Der Liedermacher Philipp Poisel in der Trierer Europahalle. TV-Foto: Daniel John

Trier. Er ist auf dem Teppich geblieben - so sagt man gern von einem bodenständigen Künstler ohne Starallüren. Auf Philipp Poisel trifft das aber auch im wörtlichen Sinn zu: Allen, die es von hinten nicht sehen können, beschreibt der Liedermacher, wie er sich seine Bühne eingerichtet hat: "Ich habe hier einen zwei Quadratmeter großen Perserteppich ausgelegt, den habe ich immer dabei." Für ihn ist es ein Stück Zuhause, das ihn auf seiner Tournee begleitet. Der Teppich ist das Symbol für die Geborgenheit, Sicherheit und Heimat, die Poisel in den Jahren, in denen er als Straßenmusiker in halb Europa unterwegs war, nie gekannt hat.

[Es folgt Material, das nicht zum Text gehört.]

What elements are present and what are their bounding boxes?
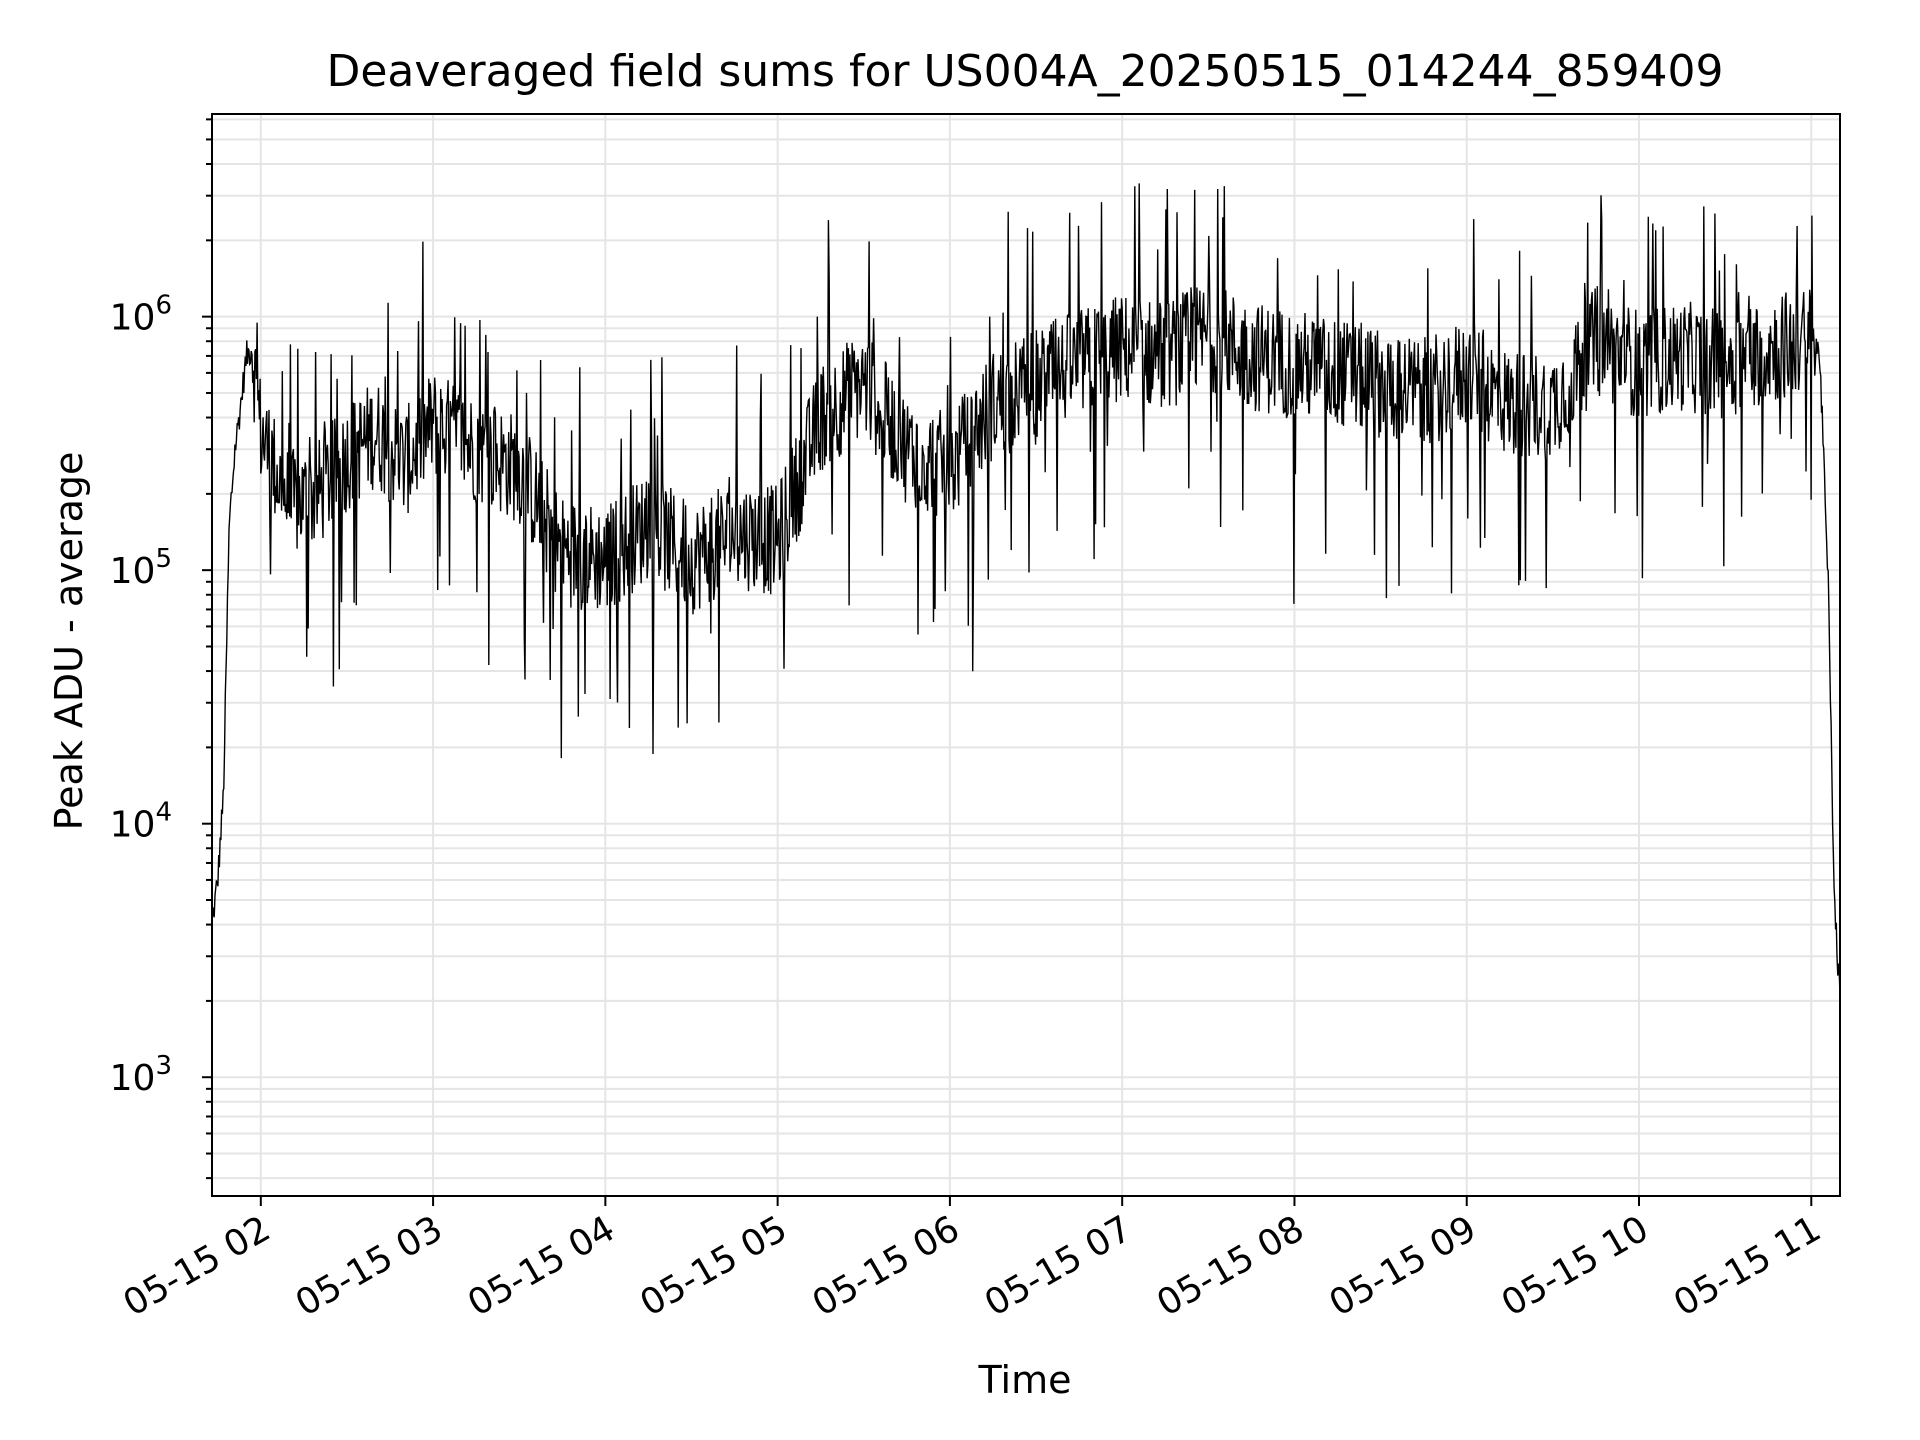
y-tick-label: 105 bbox=[110, 544, 172, 592]
plot-frame bbox=[211, 113, 1841, 1197]
y-tick-label: 104 bbox=[110, 798, 172, 846]
y-axis-ticks: 103 104 105 106 bbox=[110, 118, 212, 1180]
x-axis-label: Time bbox=[978, 1358, 1072, 1402]
series-line bbox=[211, 183, 1841, 997]
chart-title: Deaveraged field sums for US004A_2025051… bbox=[326, 46, 1723, 97]
y-axis-label: Peak ADU - average bbox=[47, 452, 91, 831]
grid bbox=[212, 114, 1840, 1196]
y-tick-label: 103 bbox=[110, 1051, 172, 1099]
series-layer bbox=[211, 183, 1841, 997]
y-tick-label: 106 bbox=[110, 291, 172, 339]
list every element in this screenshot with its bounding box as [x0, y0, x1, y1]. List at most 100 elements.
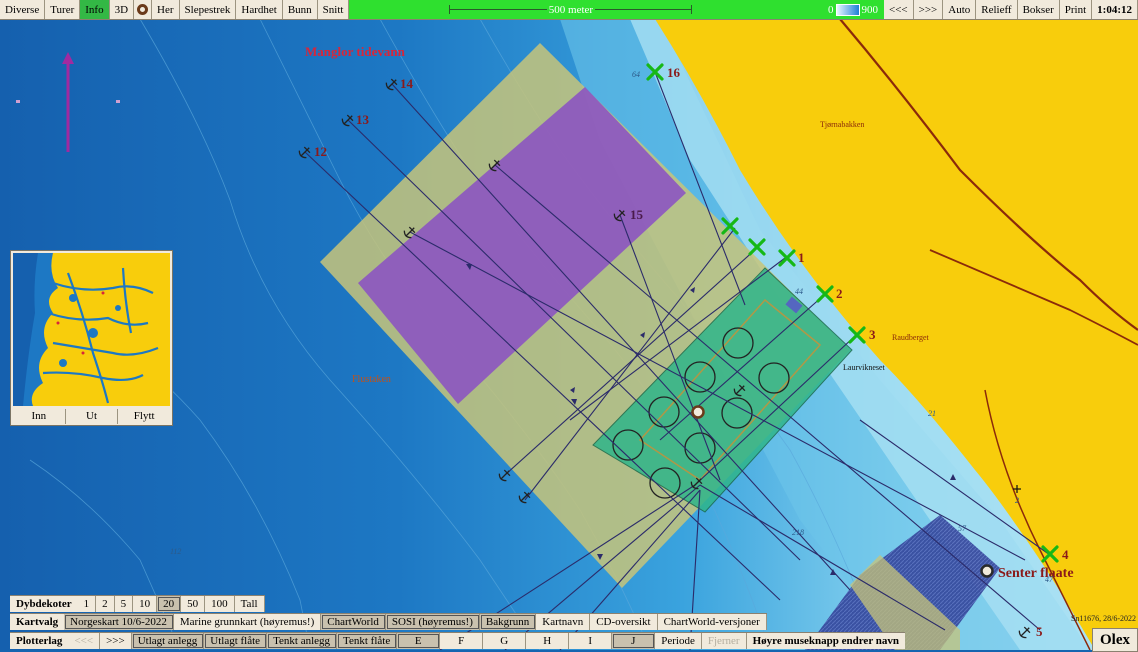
kartvalg-button-3[interactable]: SOSI (høyremus!) — [385, 614, 480, 630]
dybdekote-button-1[interactable]: 2 — [96, 596, 115, 612]
line-arrows — [466, 264, 956, 575]
map-title: Manglor tidevann — [305, 44, 406, 59]
mooring-lines — [304, 71, 1051, 650]
clock: 1:04:12 — [1092, 0, 1138, 19]
target-ring-icon — [137, 4, 149, 15]
svg-text:57: 57 — [958, 524, 967, 533]
svg-text:112: 112 — [170, 547, 181, 556]
dybdekote-button-0[interactable]: 1 — [78, 596, 97, 612]
plotterlag-bar: Plotterlag <<< >>> Utlagt anlegg Utlagt flå… — [10, 632, 905, 649]
menu-bokser[interactable]: Bokser — [1018, 0, 1060, 19]
dybdekote-button-3[interactable]: 10 — [133, 596, 158, 612]
plotterlag-button-12[interactable]: Periode — [655, 633, 702, 649]
kartvalg-button-4[interactable]: Bakgrunn — [479, 614, 537, 630]
target-ring-button[interactable] — [134, 0, 153, 19]
kartvalg-label: Kartvalg — [16, 616, 59, 628]
svg-text:64: 64 — [632, 70, 640, 79]
center-buoy-icon[interactable] — [691, 405, 705, 419]
marker-label-1: 1 — [798, 250, 805, 265]
north-arrow-icon[interactable] — [16, 52, 120, 152]
plotterlag-button-5[interactable]: Tenkt flåte — [337, 633, 398, 649]
senter-flaate-icon[interactable] — [980, 564, 994, 578]
move-button[interactable]: Flytt — [133, 410, 155, 422]
dybdekote-button-7[interactable]: Tall — [235, 596, 265, 612]
svg-text:21: 21 — [928, 409, 936, 418]
place-raudberget: Raudberget — [892, 333, 930, 342]
purple-zone — [358, 87, 686, 404]
anchor-label-13: 13 — [356, 112, 370, 127]
kartvalg-button-6[interactable]: CD-oversikt — [590, 614, 658, 630]
dybdekoter-bar: Dybdekoter 1 2 5 10 20 50 100 Tall — [10, 595, 265, 612]
svg-text:2: 2 — [1015, 496, 1019, 505]
plotterlag-button-1[interactable]: >>> — [100, 633, 132, 649]
road-3 — [984, 389, 1091, 650]
kartvalg-button-1[interactable]: Marine grunnkart (høyremus!) — [174, 614, 322, 630]
plotterlag-button-8[interactable]: G — [483, 633, 527, 649]
menu-hardhet[interactable]: Hardhet — [236, 0, 283, 19]
x-markers[interactable] — [646, 63, 1059, 563]
place-laurvikneset: Laurvikneset — [843, 363, 886, 372]
marker-label-16: 16 — [667, 65, 681, 80]
anchor-icons — [298, 78, 1031, 639]
anchor-label-15: 15 — [630, 207, 644, 222]
menu-print[interactable]: Print — [1060, 0, 1093, 19]
next-button[interactable]: >>> — [914, 0, 944, 19]
depth-range-indicator[interactable]: 0 900 — [792, 0, 884, 19]
depth-gradient-icon — [835, 3, 860, 16]
dybdekote-button-2[interactable]: 5 — [115, 596, 134, 612]
menu-her[interactable]: Her — [152, 0, 180, 19]
depth-max: 900 — [861, 3, 879, 16]
marker-label-4: 4 — [1062, 547, 1069, 562]
dybdekote-button-4[interactable]: 20 — [157, 596, 182, 612]
kartvalg-button-2[interactable]: ChartWorld — [321, 614, 386, 630]
olex-logo[interactable]: Olex — [1092, 628, 1138, 652]
inset-buttons: Inn Ut Flytt — [13, 409, 170, 424]
road-1 — [839, 18, 1138, 331]
marker-labels: 16 1 2 3 4 14 13 12 15 5 — [314, 65, 1069, 639]
menu-relieff[interactable]: Relieff — [976, 0, 1018, 19]
plotterlag-button-3[interactable]: Utlagt flåte — [204, 633, 268, 649]
menu-auto[interactable]: Auto — [943, 0, 977, 19]
depth-numbers: 64 44 21 112 218 57 47 2 — [170, 70, 1054, 584]
plotterlag-hint: Høyre museknapp endrer navn — [752, 635, 899, 647]
dybdekoter-label: Dybdekoter — [16, 598, 72, 610]
scale-label: 500 meter — [546, 3, 596, 16]
zoom-in-button[interactable]: Inn — [13, 409, 66, 424]
svg-text:44: 44 — [795, 287, 803, 296]
kartvalg-button-0[interactable]: Norgeskart 10/6-2022 — [64, 614, 174, 630]
menu-snitt[interactable]: Snitt — [318, 0, 350, 19]
svg-text:47: 47 — [1045, 575, 1054, 584]
senter-flaate-label: Senter flaate — [998, 566, 1074, 581]
plotterlag-button-11[interactable]: J — [612, 633, 656, 649]
plotterlag-button-13[interactable]: Fjerner — [702, 633, 747, 649]
kartvalg-button-7[interactable]: ChartWorld-versjoner — [658, 614, 767, 630]
map-credit: Sn11676, 28/6-2022 — [1070, 614, 1136, 623]
menu-3d[interactable]: 3D — [110, 0, 135, 19]
cross-mark-icon — [1013, 485, 1021, 493]
small-hatched-block — [785, 296, 803, 314]
plotterlag-button-2[interactable]: Utlagt anlegg — [131, 633, 205, 649]
hatched-zone-2 — [850, 555, 960, 650]
kartvalg-button-5[interactable]: Kartnavn — [536, 614, 591, 630]
menu-bunn[interactable]: Bunn — [283, 0, 318, 19]
road-2 — [929, 249, 1138, 346]
menu-info[interactable]: Info — [80, 0, 110, 19]
plotterlag-button-6[interactable]: E — [397, 633, 441, 649]
menu-diverse[interactable]: Diverse — [0, 0, 46, 19]
plotterlag-button-0[interactable]: <<< — [68, 633, 101, 649]
plotterlag-button-4[interactable]: Tenkt anlegg — [267, 633, 338, 649]
plotterlag-button-10[interactable]: I — [569, 633, 613, 649]
dybdekote-button-5[interactable]: 50 — [181, 596, 206, 612]
dybdekote-button-6[interactable]: 100 — [205, 596, 235, 612]
menu-slepestrek[interactable]: Slepestrek — [180, 0, 237, 19]
marker-label-2: 2 — [836, 286, 843, 301]
plotterlag-button-7[interactable]: F — [440, 633, 484, 649]
prev-button[interactable]: <<< — [884, 0, 914, 19]
menu-turer[interactable]: Turer — [45, 0, 81, 19]
overview-map[interactable] — [13, 253, 170, 406]
zoom-out-button[interactable]: Ut — [66, 409, 119, 424]
depth-min: 0 — [828, 3, 834, 16]
plotterlag-button-9[interactable]: H — [526, 633, 570, 649]
kartvalg-bar: Kartvalg Norgeskart 10/6-2022 Marine grun… — [10, 613, 767, 630]
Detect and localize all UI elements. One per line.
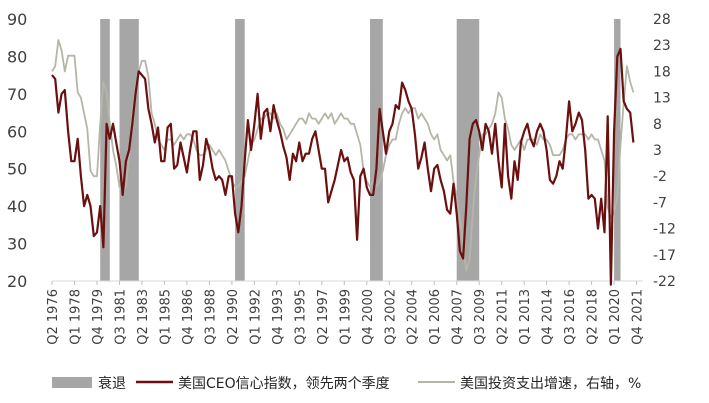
right-tick-label: 18 — [653, 64, 671, 80]
left-tick-label: 40 — [7, 197, 27, 216]
x-tick-label: Q1 1978 — [69, 289, 84, 345]
x-tick-label: Q3 1981 — [114, 289, 129, 345]
legend-investment-label: 美国投资支出增速，右轴，% — [460, 376, 641, 392]
right-tick-label: -22 — [653, 274, 676, 290]
x-tick-label: Q4 1979 — [91, 289, 106, 345]
x-tick-label: Q2 2011 — [496, 289, 511, 345]
x-tick-label: Q1 2006 — [428, 289, 443, 345]
x-tick-label: Q4 2021 — [631, 289, 646, 345]
legend-recession-label: 衰退 — [98, 375, 126, 392]
legend-ceo-label: 美国CEO信心指数，领先两个季度 — [178, 376, 390, 392]
x-axis-ticks: Q2 1976 Q1 1978 Q4 1979 Q3 1981 Q2 1983 Q1 19… — [46, 281, 646, 345]
x-tick-label: Q2 2004 — [406, 289, 421, 345]
left-tick-label: 50 — [7, 160, 27, 179]
x-tick-label: Q3 2002 — [383, 289, 398, 345]
left-tick-label: 30 — [7, 235, 27, 254]
x-tick-label: Q4 2014 — [541, 289, 556, 345]
right-tick-label: 13 — [653, 91, 671, 107]
x-tick-label: Q4 2000 — [361, 289, 376, 345]
left-axis-ticks: 90 80 70 60 50 40 30 20 — [7, 10, 27, 291]
right-tick-label: -2 — [653, 169, 667, 185]
x-tick-label: Q1 2013 — [518, 289, 533, 345]
right-axis-ticks: 28 23 18 13 8 3 -2 -7 -12 -17 -22 — [653, 12, 676, 290]
investment-growth-line — [51, 39, 635, 272]
x-tick-label: Q1 2020 — [608, 289, 623, 345]
right-tick-label: 8 — [653, 117, 662, 133]
legend-recession-swatch — [52, 377, 92, 388]
x-tick-label: Q4 1986 — [181, 289, 196, 345]
x-tick-label: Q1 1985 — [158, 289, 173, 345]
x-tick-label: Q2 1983 — [136, 289, 151, 345]
left-tick-label: 90 — [7, 10, 27, 29]
left-tick-label: 60 — [7, 122, 27, 141]
x-tick-label: Q2 1990 — [226, 289, 241, 345]
x-tick-label: Q3 2009 — [473, 289, 488, 345]
x-tick-label: Q2 2018 — [586, 289, 601, 345]
recession-band-2 — [235, 19, 245, 281]
right-tick-label: 23 — [653, 38, 671, 54]
right-tick-label: 3 — [653, 143, 662, 159]
right-tick-label: -17 — [653, 248, 676, 264]
x-tick-label: Q3 1995 — [293, 289, 308, 345]
right-tick-label: -7 — [653, 195, 667, 211]
x-tick-label: Q3 2016 — [563, 289, 578, 345]
legend: 衰退 美国CEO信心指数，领先两个季度 美国投资支出增速，右轴，% — [52, 375, 641, 392]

Fast ein wenig schüchtern betritt der 28-Jährige die Bühne. Davor drängen sich in den ersten Reihen vor allem weibliche Fans im Teenageralter, die ihn mit einem kollektiven Kreischen empfangen. Dabei wirkt Poisel in seinem Ringelshirt geradezu jungenhaft und hat so gar nichts von einem Superstar aus der Casting-Retorte. So nervös, wie er in sein Mikrofon nuschelt, würde ihn ein Dieter Bohlen wohl schon nach Sekunden mit wenig schmeichelhaften Kommentaren von der Bühne jagen. Hier steht einer, der eher das Potenzial zum Antihelden hat.
Überhaupt das Nuscheln: Wer bislang Poisels Entdecker und Förderer Herbert Grönemeyer für den König der Nuschler gehalten hat, wird schnell eines Besseren belehrt. Verständlich werden die Texte vor allem, weil die Fans sie mitsingen. "Er drückt mit Worten das aus, was jeder fühlt", sagt die 17-jährige Lisa Kaiser aus Traben-Trarbach, die es "noch schöner und noch intensiver" findet, den Sänger live zu erleben statt nur auf CD.
Die Lieder handeln vorwiegend von der Liebe, vermitteln aber nur selten etwas von unbeschwerter Leichtigkeit und Fröhlichkeit. Meist mischen sich Gefühle von Sehnsucht, Angst und Melancholie darunter. Lebensfreude hört sich bei Poisel so an: "Ich hab furchtbar Angst vorm Tod, ich hoffe, ich bin dort nicht allein. Auch wenn das Leben manchmal traurig ist, bin ich froh, froh dabei zu sein."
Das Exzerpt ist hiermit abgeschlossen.